Studying the Soldier as an athlete
March 21, 2013
NATICK, Mass. (March 21, 2013) -- To better understand how carrying heavy loads affects Soldiers, Tyler Brown, Ph.D., looks at them as if they were athletes.
In the past, biomechanics load-carriage studies typically focused on Soldiers walking over long periods of time in a straight line. But Brown of the Natick Soldier Research, Development and Engineering Center's Biomechanics Team has his subjects run, cut, stop and jump -- movements that mirror what would actually happen in combat.
Athletes have been studied in this way to assess injury risk, but not Soldiers, according to Brown.
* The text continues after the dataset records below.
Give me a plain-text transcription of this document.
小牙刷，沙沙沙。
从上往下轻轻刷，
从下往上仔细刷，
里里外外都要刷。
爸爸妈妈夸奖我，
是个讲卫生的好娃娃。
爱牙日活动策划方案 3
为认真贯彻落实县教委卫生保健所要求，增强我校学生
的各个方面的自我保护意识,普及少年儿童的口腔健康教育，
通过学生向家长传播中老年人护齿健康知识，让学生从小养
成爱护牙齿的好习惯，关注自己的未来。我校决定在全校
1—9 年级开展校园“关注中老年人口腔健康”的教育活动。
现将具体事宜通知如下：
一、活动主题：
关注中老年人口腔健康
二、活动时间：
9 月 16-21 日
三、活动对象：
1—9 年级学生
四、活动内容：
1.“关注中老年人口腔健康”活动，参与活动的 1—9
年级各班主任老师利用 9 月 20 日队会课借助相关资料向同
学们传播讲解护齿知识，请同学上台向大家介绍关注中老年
"Nobody's put a load on somebody's back," said Brown, "and asked the Soldier to speed up, slow down or change direction of movement."
Except Brown, who is measuring how 16 human research volunteers, or HRVs, are affected when they carry different loads and make "anticipated and unanticipated" movements in the study, part of a three-year effort that began in 2012 and was funded by a Department of the Army competitive In-House Laboratory Independent Research award.
The Soldiers run, cut and jump on force plates -- basically, precise weight scales -- that measure how much force is created as they move up and down, back and forth, and side to side under different loads. Brown then collects and analyzes the data.
"This is just another data point that shows how much load is affecting our Soldiers," said Jeffrey Schiffman, Ph.D., the Biomechanics Team leader. "Now we're starting to get more into react-to-contact type moments."
Brown has put Soldiers in the study through their paces with three weight loads -- no load, which consists of a helmet and weapon; a fighting load, which includes body armor and a tactical assault panel; and an approach load, which adds a backpack to the fighting load.
"The no load is like six or seven pounds, the fighting load (is) about 40 (pounds), and then the approach load is about 88 pounds," Brown said. "We have basically four or five different movements we're looking at."
Pfc. Jeremy Vasquez of Bronx, New York, took part in the study as an HRV. An accomplished amateur boxer before joining the Army, Vasquez is no stranger to athletic movements, but the heavy loads proved challenging for the 5-foot-3-inch, 153-pounder.
In Basic Training, said Vasquez, the "biggest problem, I know, for me was the ruck marches and was getting used to that weight. I'm a smaller guy, and when you get that weight on you, it limits you a lot."
Vasquez said that he hopes his participation in the study will help Soldiers to cope with those loads and to stay healthy.
"I'm really glad I was able to participate in it, because I feel like I did contribute and help future Soldiers, Vasquez added."
The researchers expect that their data will show that Soldiers use different mechanics when carrying heavier loads.
"The idea is if you can anticipate or pre-plan a movement, you're going to perform it better," Brown said. "They've shown that athletes, when they have to react to something, use different mechanics, postures, and they activate their muscles differently, and even without loads."
Schiffman said a follow-up study is already planned.
"We, as researchers, want to make sure we're documenting everything we can about how load affects human performance," Schiffman said.